Легче прочих осваивает метаморфозы своего персонажа исполнитель главной роли Александр Резалин. Его Гофман — восторженный мечтатель, пасующий перед своими слабостями, но неизменно воспаряющий навстречу нередко мучительным видениям. Вынужденный добиваться должностей, он отчаянно борется за свой внутренний мир, не разделяя эпистолярное и композиторское. Он хватается за него буквально — в одной из сцен прямо-таки зависает у задней стены, ухватившись за край небесного светила (прекрасный режиссерский трюк с тенью и ее проекцией). Двойственность его природы воплощена в спектакле буквально, и там, где Гофман-творец одерживает верх, Эрнст Теодор Вильгельм обретает двойника в лице пусть бессловесного, но совершенно реального Эрнста Теодора Амадея (Артем Болотовский). Эти два Гофмана тождественны, но не идентичны. Один вынужден служить юристом, другой призван дирижировать. В общем танце, как в своей жизни, они повторяют одни и те же движения, но каждый на свой лад и никак не синхронно. Фантазии Гофмана решены режиссером как способ спасения от недуга, уход в другую реальность. Они как свеча, которую в начале спектакля держит супруга писателя и которая неуправляемо раздувается огненными сполохами при деятельном участии дзанни и гаснет в финале волею Незнакомца. Любовные страдания Гофмана, восходящие к истории отнятой любви к юной Юлии Марк, рождают вереницу женских образов — как реальных, живых, так и воображаемых, кукольных (художник по куклам Кира Камалидинова).

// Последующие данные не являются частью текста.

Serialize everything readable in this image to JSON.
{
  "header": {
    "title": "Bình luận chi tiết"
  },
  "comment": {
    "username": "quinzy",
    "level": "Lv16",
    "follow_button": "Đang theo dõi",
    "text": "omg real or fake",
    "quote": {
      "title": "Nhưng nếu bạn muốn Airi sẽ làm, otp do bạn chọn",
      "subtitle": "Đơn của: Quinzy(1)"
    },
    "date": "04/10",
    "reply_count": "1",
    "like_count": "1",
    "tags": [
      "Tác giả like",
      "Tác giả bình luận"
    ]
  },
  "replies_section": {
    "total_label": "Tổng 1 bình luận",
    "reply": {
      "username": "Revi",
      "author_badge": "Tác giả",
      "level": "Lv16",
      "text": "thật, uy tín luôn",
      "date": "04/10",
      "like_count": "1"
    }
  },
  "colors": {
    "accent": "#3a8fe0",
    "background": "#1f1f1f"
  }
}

Последние трансформируются самым фантасмагорическим образом, утрачивая человеческую сущность буквально — на глазах превращаясь в механических кукол с безглазыми лицами, подобно Олимпии из «Песочного человека». Механическим человечком оказывается и сам Гофман тогда, когда ему, отправленному под суд, надлежит «мотаться и вертеться», то есть быть покорным, или когда его такое же кукольное сердце, обремененное чередой влюбленностей, на глазах разрывается на части. Мучения Гофмана-художника и Гофмана-человека прорываются в спектакле красным. И если поначалу они просто вьются прямо из его сердца тонкой красной ниткой, которую потом тщательно пытается смотать в клубок Миша, то со временем клочья его плоти буквально разлетаются по сцене красными лоскутами, подбирать которые бросаются ненасытные крысы, ведомые Крошкой Цахесом. В финале, когда к уже опустевшему столу Гофмана на авансцене присаживается с бокалом вина Незнакомец, скатерть сочится кровавыми разводами, а рядом в пурпурном платье и корсете-скелете замирает донна Анна. Смерть окрыляет Гофмана и освобождает его, и посмертное чтение завещания с Мишей исполнено покоя и умиротворения. Все земные дела сделаны, и погасшую сцену медленно прорезают тонкие лучи под нарастающую, освобожденную музыку.
«Эффект Гофмана» насыщен целой россыпью режиссерских решений и находок, нуждающихся в присвоении театром, в исторической памяти которого все это уже было. Яна Тумина в этом смысле мужественно пытается восстановить фарватер для большого корабля, которому, как оказывается, до филигранной легкости буквально один шаг.